Poster
in
Workshop: Learning Meaningful Representations of Life (LMRL) Workshop @ ICLR 2025
Interpretable Self-Supervised Prototype Learning for Single-Cell Transcriptomics
Fatemeh S. Hashemi G. · Till Richter · Alejandro Tejada Lapuerta · Lennard Halle · Mohammad Lotfollahi · Fabian Theis
Single-cell transcriptomics is inherently noisy and sparse, posing significant challenges for uncovering underlying biological mechanisms. Addressing this issue requires effective denoising strategies to enhance the reliability of biological interpretation. Self-supervised learning has emerged as a powerful approach for learning robust representations across large single-cell datasets, improving denoising and facilitating more accurate biological insights. In this work, we present scProto, an interpretable self-supervised learning framework that learns prototypes, which are subsequently decoded into metacells—denoised representations that aggregate information from multiple similar cells across datasets.
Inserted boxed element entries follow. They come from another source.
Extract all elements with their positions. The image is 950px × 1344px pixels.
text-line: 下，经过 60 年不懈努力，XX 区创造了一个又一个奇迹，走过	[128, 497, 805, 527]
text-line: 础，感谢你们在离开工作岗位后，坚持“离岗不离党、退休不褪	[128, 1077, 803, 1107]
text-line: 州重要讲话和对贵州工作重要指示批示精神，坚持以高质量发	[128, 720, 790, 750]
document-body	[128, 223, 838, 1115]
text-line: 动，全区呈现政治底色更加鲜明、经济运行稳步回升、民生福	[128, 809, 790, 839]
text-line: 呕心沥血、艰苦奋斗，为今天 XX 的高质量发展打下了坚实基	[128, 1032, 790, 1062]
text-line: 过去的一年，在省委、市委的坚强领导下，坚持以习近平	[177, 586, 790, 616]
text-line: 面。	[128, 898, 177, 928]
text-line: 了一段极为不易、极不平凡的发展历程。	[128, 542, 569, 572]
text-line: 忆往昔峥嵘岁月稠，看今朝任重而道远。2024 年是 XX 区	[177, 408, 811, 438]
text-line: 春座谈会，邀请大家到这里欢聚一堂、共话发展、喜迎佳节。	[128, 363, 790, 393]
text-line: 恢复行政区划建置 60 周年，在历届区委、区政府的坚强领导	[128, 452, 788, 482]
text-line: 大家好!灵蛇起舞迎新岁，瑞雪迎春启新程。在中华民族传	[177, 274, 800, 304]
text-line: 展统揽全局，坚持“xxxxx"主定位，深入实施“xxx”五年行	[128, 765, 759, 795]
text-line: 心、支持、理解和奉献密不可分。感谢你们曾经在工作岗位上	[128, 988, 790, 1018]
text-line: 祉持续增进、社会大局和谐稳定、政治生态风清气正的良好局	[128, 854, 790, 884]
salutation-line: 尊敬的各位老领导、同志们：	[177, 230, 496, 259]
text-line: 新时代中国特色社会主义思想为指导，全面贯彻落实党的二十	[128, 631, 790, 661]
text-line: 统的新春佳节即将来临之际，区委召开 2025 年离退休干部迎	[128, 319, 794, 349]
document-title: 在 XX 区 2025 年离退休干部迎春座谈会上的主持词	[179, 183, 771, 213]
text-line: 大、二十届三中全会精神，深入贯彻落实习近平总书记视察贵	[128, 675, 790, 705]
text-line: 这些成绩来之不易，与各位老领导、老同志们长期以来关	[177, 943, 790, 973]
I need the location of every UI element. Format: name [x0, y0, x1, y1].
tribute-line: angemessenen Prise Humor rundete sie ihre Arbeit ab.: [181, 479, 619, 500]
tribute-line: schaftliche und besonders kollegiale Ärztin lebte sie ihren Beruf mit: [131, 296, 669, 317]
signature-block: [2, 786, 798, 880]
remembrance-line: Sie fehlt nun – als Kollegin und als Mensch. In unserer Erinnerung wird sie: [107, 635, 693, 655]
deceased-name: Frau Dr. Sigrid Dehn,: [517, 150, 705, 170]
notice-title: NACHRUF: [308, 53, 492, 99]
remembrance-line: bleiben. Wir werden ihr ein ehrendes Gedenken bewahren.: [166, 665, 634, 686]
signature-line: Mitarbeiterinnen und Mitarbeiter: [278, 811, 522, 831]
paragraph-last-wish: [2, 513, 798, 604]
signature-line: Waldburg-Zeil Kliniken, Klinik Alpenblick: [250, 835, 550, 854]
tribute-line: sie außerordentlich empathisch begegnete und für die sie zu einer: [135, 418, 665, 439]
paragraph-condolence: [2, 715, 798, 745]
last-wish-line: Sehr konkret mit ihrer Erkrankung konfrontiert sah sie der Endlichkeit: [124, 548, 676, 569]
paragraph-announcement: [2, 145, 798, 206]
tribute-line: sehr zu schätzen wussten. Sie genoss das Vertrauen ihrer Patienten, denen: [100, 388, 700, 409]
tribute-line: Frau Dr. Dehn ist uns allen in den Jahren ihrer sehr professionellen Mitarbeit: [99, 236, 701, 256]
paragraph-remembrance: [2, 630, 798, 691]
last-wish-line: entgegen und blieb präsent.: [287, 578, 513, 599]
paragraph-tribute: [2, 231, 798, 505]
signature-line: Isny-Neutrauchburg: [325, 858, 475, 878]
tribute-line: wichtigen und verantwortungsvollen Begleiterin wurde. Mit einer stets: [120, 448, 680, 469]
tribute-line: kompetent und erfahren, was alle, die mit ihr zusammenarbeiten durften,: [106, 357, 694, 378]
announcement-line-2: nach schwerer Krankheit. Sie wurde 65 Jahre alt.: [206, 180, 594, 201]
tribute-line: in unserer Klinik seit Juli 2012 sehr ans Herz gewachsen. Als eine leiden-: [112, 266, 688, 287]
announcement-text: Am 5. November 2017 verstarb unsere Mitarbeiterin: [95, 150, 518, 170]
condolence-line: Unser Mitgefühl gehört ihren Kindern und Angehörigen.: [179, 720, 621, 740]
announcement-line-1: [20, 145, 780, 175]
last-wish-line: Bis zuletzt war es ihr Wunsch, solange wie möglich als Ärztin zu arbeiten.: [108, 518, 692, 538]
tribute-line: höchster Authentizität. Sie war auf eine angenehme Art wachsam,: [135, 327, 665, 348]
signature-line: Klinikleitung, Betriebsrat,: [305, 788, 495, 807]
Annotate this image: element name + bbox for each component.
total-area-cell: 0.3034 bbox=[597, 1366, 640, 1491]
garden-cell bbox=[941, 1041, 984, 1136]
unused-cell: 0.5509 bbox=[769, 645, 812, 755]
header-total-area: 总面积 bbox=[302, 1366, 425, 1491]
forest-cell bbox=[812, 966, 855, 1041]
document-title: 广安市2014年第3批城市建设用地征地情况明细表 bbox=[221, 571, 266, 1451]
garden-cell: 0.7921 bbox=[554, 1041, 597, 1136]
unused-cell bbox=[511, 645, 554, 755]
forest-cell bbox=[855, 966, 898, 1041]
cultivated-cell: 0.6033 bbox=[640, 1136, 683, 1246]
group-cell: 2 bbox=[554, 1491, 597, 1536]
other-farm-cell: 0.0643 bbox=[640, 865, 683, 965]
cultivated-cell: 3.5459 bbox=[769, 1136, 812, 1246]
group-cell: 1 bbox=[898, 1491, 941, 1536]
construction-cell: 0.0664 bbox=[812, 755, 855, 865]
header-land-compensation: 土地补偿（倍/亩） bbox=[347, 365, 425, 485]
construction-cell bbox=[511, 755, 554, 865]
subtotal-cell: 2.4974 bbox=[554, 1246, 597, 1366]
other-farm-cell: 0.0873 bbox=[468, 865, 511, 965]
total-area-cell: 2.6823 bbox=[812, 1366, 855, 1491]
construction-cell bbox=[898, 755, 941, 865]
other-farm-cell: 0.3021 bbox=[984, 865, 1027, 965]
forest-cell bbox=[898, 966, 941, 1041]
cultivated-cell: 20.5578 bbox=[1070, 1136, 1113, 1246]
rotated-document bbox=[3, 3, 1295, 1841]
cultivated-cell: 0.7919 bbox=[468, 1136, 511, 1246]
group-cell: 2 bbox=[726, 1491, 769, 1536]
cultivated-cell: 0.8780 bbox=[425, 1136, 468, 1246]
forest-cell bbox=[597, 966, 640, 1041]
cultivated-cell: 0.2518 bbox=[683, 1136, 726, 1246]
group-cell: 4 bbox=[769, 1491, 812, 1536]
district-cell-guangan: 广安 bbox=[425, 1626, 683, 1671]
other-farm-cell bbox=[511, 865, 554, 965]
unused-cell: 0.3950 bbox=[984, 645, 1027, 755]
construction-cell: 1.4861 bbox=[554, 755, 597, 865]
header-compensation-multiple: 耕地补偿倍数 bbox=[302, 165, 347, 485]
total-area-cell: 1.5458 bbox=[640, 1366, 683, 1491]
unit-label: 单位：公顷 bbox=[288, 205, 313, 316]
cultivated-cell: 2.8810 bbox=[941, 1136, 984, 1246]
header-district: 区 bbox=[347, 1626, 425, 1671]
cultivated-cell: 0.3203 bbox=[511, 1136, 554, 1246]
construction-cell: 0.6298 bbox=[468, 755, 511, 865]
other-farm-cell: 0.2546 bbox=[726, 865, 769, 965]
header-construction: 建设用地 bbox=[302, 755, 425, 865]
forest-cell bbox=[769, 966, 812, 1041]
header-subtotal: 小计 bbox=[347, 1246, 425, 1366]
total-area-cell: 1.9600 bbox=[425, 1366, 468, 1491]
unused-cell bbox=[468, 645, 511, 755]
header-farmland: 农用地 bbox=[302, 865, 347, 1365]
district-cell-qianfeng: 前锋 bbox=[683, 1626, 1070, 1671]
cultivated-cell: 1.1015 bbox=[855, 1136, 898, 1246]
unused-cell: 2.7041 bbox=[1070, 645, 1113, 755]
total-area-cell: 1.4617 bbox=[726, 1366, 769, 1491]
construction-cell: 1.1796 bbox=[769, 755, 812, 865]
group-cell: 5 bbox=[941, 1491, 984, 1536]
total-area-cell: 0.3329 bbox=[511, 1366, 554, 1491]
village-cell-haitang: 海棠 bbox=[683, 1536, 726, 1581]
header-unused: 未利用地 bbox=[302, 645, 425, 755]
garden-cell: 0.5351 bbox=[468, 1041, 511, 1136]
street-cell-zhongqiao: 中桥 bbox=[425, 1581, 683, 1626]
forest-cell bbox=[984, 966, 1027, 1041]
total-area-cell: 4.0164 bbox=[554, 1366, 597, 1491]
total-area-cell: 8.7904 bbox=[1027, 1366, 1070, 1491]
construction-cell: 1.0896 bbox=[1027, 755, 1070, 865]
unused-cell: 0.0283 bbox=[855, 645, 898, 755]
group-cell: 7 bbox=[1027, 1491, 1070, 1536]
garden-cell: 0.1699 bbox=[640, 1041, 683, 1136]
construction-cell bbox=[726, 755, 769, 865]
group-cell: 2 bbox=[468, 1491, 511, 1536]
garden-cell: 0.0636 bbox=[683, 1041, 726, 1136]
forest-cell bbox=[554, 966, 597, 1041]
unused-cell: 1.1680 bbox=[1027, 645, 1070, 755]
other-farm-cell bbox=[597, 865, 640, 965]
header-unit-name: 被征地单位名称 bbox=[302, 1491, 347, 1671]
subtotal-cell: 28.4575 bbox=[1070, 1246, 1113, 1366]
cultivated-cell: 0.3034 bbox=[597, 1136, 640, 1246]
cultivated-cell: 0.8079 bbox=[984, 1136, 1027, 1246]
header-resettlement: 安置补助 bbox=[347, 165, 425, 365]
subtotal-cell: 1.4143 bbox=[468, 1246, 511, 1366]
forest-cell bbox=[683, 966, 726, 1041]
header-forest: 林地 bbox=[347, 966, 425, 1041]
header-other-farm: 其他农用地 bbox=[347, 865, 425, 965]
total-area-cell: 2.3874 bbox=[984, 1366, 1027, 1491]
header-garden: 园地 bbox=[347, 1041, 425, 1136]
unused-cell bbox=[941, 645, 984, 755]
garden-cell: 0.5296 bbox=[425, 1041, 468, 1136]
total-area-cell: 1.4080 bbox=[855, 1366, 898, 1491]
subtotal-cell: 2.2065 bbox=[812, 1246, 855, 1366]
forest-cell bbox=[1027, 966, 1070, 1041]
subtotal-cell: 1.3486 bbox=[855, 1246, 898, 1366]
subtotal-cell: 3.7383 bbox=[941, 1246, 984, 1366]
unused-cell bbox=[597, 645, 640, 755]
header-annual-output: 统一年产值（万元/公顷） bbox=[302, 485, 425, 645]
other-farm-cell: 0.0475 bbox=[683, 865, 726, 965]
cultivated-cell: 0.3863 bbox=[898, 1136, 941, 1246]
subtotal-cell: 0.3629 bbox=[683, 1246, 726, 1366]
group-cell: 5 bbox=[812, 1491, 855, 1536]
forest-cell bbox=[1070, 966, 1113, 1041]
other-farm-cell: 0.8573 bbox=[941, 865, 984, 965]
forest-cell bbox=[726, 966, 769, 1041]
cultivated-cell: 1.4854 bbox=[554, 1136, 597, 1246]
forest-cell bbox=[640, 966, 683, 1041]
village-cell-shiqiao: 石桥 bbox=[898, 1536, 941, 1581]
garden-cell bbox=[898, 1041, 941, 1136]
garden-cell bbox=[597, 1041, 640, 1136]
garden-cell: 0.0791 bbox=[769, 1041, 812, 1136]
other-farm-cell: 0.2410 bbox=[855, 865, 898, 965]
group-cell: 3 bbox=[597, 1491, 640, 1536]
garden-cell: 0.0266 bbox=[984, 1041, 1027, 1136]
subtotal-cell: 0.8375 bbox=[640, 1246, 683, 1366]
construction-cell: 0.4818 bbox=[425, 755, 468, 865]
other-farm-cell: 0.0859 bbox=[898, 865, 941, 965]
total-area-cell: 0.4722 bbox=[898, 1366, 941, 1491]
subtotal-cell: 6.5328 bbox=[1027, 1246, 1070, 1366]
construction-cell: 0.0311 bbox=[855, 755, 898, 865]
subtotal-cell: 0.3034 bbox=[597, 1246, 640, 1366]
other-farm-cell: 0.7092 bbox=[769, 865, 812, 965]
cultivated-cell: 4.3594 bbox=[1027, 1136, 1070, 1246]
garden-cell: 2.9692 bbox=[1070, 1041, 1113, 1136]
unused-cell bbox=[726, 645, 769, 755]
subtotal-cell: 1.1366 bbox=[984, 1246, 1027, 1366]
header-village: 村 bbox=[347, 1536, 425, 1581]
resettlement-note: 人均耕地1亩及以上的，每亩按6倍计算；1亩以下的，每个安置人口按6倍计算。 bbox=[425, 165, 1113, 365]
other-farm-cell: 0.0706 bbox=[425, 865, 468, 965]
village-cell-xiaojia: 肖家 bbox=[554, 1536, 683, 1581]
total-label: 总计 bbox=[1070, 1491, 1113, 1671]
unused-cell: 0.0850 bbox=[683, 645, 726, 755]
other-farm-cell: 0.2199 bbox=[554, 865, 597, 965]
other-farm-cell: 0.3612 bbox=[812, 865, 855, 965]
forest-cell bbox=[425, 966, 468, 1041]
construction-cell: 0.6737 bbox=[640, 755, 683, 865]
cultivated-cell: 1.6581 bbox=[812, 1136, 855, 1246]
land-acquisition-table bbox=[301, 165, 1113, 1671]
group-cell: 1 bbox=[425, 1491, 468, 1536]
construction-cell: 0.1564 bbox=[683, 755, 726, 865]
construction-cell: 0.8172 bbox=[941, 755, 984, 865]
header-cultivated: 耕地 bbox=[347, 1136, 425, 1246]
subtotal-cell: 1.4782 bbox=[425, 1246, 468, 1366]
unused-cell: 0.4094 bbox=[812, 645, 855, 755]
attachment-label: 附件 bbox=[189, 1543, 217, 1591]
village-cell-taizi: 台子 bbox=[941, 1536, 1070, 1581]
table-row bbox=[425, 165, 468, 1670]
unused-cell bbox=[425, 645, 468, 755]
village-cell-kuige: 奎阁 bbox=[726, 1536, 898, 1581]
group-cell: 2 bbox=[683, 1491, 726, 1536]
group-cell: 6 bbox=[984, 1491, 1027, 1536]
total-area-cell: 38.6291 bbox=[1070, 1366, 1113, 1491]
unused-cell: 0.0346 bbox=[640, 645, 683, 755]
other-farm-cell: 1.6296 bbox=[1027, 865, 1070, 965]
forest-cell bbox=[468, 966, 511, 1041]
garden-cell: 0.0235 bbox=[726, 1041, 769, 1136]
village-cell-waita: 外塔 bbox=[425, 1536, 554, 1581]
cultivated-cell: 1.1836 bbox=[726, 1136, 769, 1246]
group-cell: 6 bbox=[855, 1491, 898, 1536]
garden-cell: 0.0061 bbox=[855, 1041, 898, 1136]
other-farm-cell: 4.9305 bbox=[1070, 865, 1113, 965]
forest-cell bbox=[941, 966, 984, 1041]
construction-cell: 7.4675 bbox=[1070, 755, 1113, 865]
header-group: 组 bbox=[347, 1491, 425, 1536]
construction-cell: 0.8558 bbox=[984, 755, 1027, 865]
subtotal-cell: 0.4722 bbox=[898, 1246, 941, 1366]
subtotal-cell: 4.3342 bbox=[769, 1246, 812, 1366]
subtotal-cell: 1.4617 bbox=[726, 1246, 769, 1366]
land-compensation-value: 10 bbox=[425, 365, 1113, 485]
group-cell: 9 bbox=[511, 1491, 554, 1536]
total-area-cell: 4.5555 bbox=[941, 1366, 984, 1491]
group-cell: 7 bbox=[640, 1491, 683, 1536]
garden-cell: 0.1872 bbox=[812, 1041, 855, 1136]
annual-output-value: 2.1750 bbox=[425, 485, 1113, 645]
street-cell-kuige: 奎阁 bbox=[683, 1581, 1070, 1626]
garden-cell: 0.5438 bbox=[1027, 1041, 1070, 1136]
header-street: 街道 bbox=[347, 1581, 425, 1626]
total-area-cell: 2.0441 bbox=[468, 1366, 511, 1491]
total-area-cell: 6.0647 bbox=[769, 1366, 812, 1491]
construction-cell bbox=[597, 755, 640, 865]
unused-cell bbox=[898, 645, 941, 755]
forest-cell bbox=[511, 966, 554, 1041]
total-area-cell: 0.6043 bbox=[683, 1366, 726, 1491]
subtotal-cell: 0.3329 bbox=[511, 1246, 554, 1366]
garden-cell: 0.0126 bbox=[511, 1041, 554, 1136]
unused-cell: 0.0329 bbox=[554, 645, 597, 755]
These metacells enhance robustness, mitigate noise, and provide a more stable and biologically meaningful representation of cell states. Beyond denoising, scProto is designed to preserve the structural relationships in the k-nearest neighbor (KNN) graph of the input space while simultaneously removing batch effects through self-supervised prototype learning. The loss function ensures that all cell populations, including rare ones, are well-represented through prototypes. We demonstrate that scProto metacells effectively capture marker genes, leading to improved cell-type distinction. Model performance is evaluated using scGraph metrics, which assess the preservation of cell similarity structures and geometric relationships in the embedding space, where scProto generally outperforms other methods. Additionally, batch effect removal and biological conservation are assessed using scIB metrics, indicating that scProto performs on par with the best-performing models while achieving better preservation of structural relationships in the embedding space.